La «oreja negra de la familia» o «una hernia fiscal» son construcciones lingüísticas de mi padre que, al recordarlas, aún me hacen sonreír. Es increíble ... que casi diez años después de su muerte, esas chilindrinas sigan sirviéndome para relacionar algún episodio de su vida con la actualidad. Por ejemplo, cuando escuché la polémica sentencia del Tribunal Supremo contra el fiscal general del Estado pensé en un hecho similar que le ocurrió a él. Por supuesto, salvando las distancias que, como es habitual en mí, son abismales.
Les cuento: mi padre sufrió un grave accidente en el andamio. En ese momento ya era mayor —unos cincuenta años— y nadie le daba empleo, hasta que un pequeño empresario de la construcción lo contrató sin contrato. Una práctica tristemente común, fruto de la necesidad, que daría para más de una deliberación judicial. Y que, por desgracia, aún no ha desparecido en este país. El caso es que eran tiempos de crisis y él aceptó esas condiciones por necesidad. Eso sí, cumplía con profesionalidad y esmero. Tras el accidente no quería reclamar. Sentía gratitud por quien le había ayudado y no deseaba causarle problemas. Pero yo, que era mayor, insistí y busqué un abogado laboralista.

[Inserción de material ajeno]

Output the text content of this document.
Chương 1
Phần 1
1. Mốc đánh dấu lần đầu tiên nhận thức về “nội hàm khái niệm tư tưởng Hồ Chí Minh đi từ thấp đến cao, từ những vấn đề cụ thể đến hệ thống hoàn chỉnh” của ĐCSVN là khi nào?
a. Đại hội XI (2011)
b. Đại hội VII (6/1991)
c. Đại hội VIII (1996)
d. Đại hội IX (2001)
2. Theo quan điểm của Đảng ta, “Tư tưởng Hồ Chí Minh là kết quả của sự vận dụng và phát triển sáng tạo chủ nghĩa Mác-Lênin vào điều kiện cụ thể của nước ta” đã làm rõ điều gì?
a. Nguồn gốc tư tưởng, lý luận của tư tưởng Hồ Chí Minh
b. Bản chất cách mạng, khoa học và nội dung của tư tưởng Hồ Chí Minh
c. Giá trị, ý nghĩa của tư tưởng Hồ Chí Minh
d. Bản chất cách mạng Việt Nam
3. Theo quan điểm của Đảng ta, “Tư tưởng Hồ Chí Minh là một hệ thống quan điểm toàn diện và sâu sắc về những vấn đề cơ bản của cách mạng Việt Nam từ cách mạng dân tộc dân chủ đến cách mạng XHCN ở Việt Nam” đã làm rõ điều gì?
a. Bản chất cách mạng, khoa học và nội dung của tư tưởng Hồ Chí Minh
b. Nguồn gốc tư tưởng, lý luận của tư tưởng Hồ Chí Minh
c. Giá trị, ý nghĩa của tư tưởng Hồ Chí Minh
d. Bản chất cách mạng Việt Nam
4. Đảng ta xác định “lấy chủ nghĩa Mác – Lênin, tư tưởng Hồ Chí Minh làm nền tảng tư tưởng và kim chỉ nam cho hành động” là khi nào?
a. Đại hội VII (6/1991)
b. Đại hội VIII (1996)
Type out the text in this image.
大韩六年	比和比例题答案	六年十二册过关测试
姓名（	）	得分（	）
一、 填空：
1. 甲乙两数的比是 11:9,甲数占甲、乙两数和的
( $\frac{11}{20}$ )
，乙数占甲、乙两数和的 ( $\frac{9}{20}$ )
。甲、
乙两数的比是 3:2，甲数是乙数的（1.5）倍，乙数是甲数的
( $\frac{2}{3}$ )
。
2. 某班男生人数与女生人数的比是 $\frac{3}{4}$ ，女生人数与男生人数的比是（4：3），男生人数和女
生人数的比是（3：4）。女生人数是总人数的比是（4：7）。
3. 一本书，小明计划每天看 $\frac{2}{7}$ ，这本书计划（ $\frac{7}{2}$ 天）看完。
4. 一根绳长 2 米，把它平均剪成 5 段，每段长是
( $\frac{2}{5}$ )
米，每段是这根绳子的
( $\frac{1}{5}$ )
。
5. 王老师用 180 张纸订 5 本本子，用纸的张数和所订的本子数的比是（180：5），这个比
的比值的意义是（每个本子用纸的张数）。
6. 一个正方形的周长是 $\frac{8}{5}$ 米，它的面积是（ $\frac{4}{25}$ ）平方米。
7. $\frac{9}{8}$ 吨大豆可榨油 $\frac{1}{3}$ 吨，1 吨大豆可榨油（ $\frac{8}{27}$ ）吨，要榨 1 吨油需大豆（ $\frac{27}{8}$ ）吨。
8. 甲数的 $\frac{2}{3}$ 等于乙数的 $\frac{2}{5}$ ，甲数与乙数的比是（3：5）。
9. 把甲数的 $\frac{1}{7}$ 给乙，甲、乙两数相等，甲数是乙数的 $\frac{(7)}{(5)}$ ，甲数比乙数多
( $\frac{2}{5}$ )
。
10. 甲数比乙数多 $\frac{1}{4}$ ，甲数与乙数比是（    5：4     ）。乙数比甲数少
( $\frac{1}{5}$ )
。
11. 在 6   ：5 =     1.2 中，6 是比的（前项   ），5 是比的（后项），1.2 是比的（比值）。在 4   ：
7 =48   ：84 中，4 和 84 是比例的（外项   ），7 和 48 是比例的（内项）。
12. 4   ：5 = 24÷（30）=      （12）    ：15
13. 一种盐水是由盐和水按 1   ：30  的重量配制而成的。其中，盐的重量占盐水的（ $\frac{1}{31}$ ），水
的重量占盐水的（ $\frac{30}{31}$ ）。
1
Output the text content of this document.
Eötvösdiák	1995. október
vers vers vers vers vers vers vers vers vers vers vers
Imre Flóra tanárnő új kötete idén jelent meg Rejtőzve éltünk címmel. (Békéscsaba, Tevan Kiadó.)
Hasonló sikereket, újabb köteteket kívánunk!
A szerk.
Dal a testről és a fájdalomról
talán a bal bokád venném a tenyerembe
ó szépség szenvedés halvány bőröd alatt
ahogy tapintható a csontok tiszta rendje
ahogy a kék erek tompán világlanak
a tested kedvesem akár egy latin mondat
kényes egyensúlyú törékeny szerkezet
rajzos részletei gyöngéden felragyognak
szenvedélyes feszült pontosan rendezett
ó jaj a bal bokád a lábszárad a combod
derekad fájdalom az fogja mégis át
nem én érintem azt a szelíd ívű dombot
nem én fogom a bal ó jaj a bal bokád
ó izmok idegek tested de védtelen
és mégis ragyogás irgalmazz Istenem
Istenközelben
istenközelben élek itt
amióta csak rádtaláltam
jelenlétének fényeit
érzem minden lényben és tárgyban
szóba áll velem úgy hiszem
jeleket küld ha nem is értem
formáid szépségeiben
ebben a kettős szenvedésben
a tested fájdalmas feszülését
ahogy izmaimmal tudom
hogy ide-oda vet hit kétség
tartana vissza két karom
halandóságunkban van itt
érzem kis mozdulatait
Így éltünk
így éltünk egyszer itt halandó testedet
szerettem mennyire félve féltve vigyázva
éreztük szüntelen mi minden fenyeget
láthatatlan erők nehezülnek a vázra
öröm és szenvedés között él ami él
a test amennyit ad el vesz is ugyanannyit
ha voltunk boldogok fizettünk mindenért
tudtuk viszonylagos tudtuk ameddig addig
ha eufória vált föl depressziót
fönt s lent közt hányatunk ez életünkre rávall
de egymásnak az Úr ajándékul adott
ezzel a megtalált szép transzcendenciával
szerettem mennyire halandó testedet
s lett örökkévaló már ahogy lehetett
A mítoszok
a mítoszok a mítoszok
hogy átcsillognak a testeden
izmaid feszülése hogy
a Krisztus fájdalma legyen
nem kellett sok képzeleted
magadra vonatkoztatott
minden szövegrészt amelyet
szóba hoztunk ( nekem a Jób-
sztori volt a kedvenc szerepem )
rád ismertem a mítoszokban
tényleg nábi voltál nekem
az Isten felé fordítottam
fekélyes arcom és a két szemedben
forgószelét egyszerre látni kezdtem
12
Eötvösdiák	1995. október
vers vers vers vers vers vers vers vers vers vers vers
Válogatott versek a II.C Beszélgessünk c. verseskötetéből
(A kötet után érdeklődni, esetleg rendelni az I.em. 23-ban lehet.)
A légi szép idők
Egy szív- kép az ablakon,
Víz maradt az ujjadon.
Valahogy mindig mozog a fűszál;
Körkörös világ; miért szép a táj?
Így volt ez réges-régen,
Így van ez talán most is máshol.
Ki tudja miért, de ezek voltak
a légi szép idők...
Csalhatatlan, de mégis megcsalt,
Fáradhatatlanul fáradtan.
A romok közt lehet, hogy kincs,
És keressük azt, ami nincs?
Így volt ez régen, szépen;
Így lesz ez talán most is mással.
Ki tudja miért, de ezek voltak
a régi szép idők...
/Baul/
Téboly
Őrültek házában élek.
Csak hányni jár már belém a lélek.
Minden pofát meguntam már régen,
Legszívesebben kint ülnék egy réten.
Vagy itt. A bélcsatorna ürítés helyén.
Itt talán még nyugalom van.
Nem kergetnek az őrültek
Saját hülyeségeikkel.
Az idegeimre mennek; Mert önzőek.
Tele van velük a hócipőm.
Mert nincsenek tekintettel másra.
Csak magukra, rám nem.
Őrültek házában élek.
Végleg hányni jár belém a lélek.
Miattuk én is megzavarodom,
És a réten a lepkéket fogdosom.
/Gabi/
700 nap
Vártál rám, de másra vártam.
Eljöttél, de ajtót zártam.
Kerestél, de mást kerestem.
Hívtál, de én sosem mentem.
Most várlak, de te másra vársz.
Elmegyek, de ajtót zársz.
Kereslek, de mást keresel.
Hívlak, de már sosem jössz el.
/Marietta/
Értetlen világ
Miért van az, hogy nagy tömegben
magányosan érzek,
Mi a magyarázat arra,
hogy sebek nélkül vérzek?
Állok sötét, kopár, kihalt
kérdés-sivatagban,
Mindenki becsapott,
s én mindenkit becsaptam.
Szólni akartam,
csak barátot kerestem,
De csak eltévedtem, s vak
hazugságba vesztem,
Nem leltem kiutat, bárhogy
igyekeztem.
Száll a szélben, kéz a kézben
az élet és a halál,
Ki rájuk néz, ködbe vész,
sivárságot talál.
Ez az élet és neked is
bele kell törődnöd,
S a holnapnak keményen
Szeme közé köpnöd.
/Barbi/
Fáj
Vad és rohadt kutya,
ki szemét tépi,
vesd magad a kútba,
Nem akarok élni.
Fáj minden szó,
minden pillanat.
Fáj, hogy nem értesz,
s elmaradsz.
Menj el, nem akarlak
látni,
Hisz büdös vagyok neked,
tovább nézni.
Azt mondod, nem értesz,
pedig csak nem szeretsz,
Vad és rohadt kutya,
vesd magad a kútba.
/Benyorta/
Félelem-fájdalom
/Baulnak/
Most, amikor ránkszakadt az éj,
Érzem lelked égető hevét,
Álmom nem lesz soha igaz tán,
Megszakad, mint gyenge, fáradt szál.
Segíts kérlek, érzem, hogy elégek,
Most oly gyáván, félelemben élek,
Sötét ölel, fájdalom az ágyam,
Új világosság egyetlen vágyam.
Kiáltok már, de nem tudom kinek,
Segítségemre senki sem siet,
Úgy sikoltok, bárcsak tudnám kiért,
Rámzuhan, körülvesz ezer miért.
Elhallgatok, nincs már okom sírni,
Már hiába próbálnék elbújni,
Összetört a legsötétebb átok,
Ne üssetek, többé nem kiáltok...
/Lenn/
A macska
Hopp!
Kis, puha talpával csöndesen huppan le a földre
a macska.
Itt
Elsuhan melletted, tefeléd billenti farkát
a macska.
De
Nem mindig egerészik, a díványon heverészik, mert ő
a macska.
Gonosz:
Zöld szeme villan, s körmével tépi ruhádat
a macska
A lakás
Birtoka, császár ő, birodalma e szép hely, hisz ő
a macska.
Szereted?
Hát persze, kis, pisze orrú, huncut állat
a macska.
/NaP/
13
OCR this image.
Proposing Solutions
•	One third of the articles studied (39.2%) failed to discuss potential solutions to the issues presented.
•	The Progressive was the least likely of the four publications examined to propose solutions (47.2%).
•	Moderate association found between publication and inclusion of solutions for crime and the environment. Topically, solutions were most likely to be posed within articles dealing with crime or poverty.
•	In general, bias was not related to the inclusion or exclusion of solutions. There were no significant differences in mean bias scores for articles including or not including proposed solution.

El empresario lo visitó en el hospital, explicó que el negocio no era muy rentable y reconoció que mi padre no estaba dado de alta en la Seguridad Social pero añadió que tenía una póliza de accidentes. Para no disgustar a mi padre, que no accedía a denunciarlo, el abogado decidió centrarse en reclamar a la aseguradora. Así que lo primero que hizo fue enviarme a la delegación de la compañía, me hicieron pasar a un despacho para esperar. Sobre la mesa había una carpeta con el nombre de mi padre. La abrí y en el primer documento leí: «Este hombre tiene una póliza de accidentes pero no lo sabe. Hay que decirle que no tiene derecho». Cerré la carpeta con el corazón en la garganta. Cuando se lo conté al abogado, me reprochó que no me apropiara de aquella prueba. Hoy le habría hecho una foto con el móvil, pero entonces ni se me pasó por la cabeza llevarme el papel.
Denunciamos a la aseguradora y fuimos a juicio, porque se negaba a pagar. Nuestra sorpresa fue mayúscula al descubrir que habían enviado un detective privado a espiar a mi padre. Le hicieron fotos en la pequeña huerta detrás de casa para intentar demostrar que no estaba imposibilitado. Lo peor no fueron las fotos, sino la humillación: mi padre estuvo a punto de llorar al sentirse tratado como un farsante. Él, que nunca había dado motivo para dudar de su palabra y su honor. Ese detalle fue lo más doloroso y casi lo llevó a abandonar.
Finalmente, los informes médicos acreditaron su discapacidad y mi padre ganó. La aseguradora pagó —muy poco, por cierto— pero lo suficiente para los honorarios del abogado. Con todo, él tuvo más suerte que el fiscal general, condenado a dos años de inhabilitación y obligado a indemnizar al presunto delincuente.
Al final, va a llevar razón mi padre con lo de la «hernia fiscal». Porque una hernia es una una quebradura en la estructura. Y en este caso queda claro que el sistema judicial será legal pero, y dicho sea de paso, no es justo.